Sure, it feels good to uncover a logic error in an ecommerce app (free products, anyone?) and I still get a rush of adrenaline when ruthlessly exploiting a web app that never didn’t anything wrong by me. But the ultimate feeling of accomplishment is not discovering the vulnerability; it’s fixing it. “Moving the needle” I call it.
Moving the needle is hard, and here’s why: you’re changing the way people operate. You’re forcing someone to upgrade that application that hasn’t been touched in years. You’re highlighting how the server team has no patching policy. You’re exposing the fact some corporate policy has been selectively applied; or not applied at all. Essentially you’re showing that talk is cheap, and it’s time to walk the walk.

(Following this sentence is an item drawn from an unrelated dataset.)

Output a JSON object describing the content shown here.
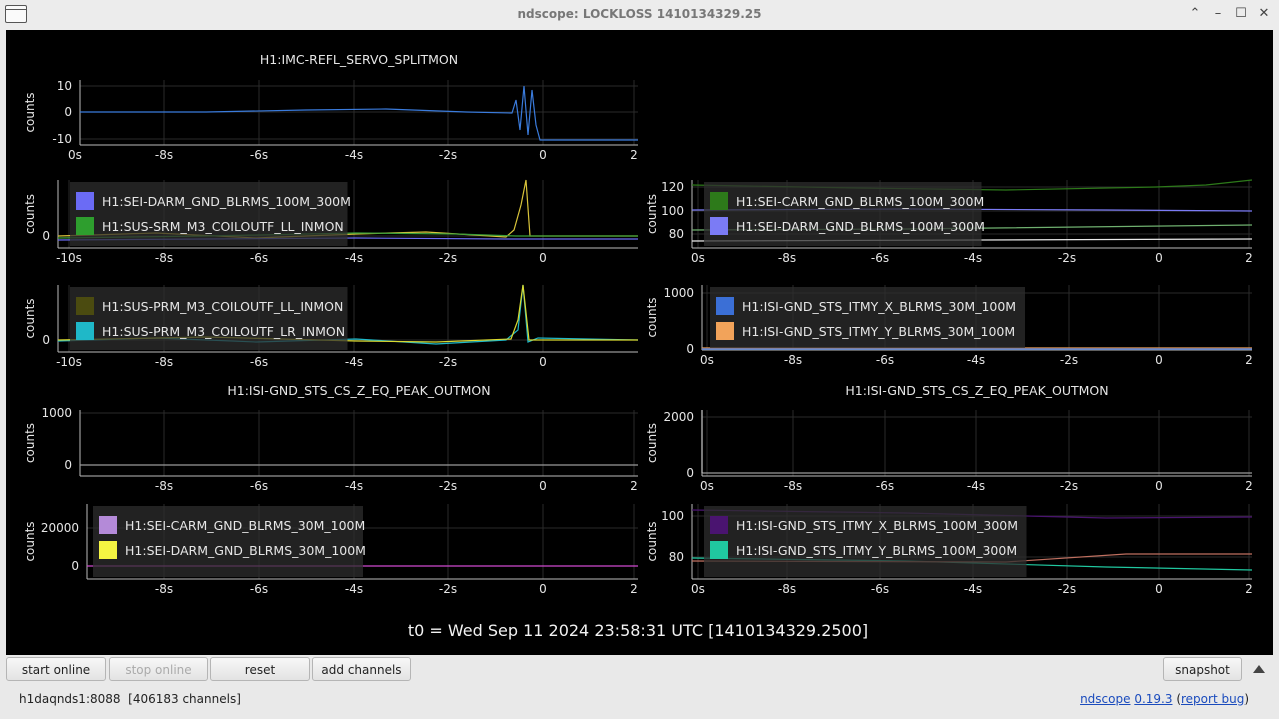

Perhaps counter-intuitively, this role of “needle mover” isn’t one of draconian rule or iron-fisted dictatorship. Surprisingly, it’s one of leadership in its purest form, and here’s the secret sauce: YOU are walking the walk. YOU must show the developers how to sanitize input to prevent SQL injection. YOU must prove how an AWS instance lifecycle can realistically include reinstantiation of patched images. YOU must build a proof of concept to exploit that e-commerce app *and* draft the logic for safeguards to thwart exploitation. To put it simply: YOU take ownership of the issue and coach others on how to fix the problems of today while fully baking in the processes to help teams be self-sufficient in the future. It’s a strange intersection between coaching, teaching, consulting, and achievement of real results. And I love it.